Col. Scott Sanders, MAFFS Air Expeditionary Group commander, said the training had gone well for aircrews this year.

"MAFFS is an inter-agency partnership. We train as we fight - together. It is far and away one of our most satisfying missions," said Sanders, who is assigned to the 153rd AW, Wyoming Air National Guard. "One of the reasons we enjoy flying it is to see the immediate results of our efforts."

Throughout certification week, 80 C-130 aircrews will have flown approximately 200 training sorties, performing targeted water drops in the mountains of Southern California's Angeles National Forest. Once flying operations end, it's estimated that 1.5 million gallons of water will have been dropped.

Kim Christensen, National Interagency Fire Center deputy assistant director of operations for fire and aviation management, said the wildland fire potential for 2016 was "normal, significant."

"The 2016 fire season prediction for the country has been pegged at a normal, significant fire potential," Christensen said. "There are two areas that are pointing to above average fire potential out West, including the Great Basin in Nevada and areas throughout Southern California."

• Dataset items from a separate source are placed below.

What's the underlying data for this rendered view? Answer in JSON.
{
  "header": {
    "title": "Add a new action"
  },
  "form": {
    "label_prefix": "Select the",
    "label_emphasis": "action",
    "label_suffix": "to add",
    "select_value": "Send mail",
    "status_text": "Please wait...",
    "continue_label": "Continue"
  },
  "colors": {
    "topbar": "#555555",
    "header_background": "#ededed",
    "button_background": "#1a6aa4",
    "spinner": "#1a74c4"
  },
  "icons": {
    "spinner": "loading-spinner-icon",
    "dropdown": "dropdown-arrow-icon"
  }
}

In previous years, requests for MAFFS support has increased. The average fire season, according to California Department of Forestry and Fire Protection, has increased by 64 to 72 days.

During an activation to support wildland fire suppression, MAFFS units can drop up to 3,000 gallons of retardant per run on wildfires. Retardant is dropped ahead of a fire in an effort to slow its spread, giving ground crews a critical edge in gaining the upper hand on the blaze. The retardant's bright red color also helps aircrews determine the accuracy of their drops.

MAFFS is a partnership between federal land management agencies and the Air Force to provide supplemental air tankers to assist in fire suppression efforts nationwide during times of high fire activity. The system itself is a portable fire retardant delivery system that can be easily inserted into the C-130 Hercules, converting the vessel into an air tanker when civilian fleets have been fully committed.

The Air Force's MAFFS aerial firefighting fleet is supported by the Air Force Reserve's 302nd Air Wing, based in Colorado Springs, Colorado., and the Air National Guard's 153rd Air Wing, located in Cheyenne, Wyoming; the 146th Air Wing, based at Channel Islands, California.; and the 145th Air Wing in Charlotte, North Carolina. Recently, the National Guard Bureau selected the 152nd Airlift Wing with the Nevada Air National Guard in Reno to replace the 145th Air Wing as the North Carolina-based unit begins its transition to the C-17 Globemaster III.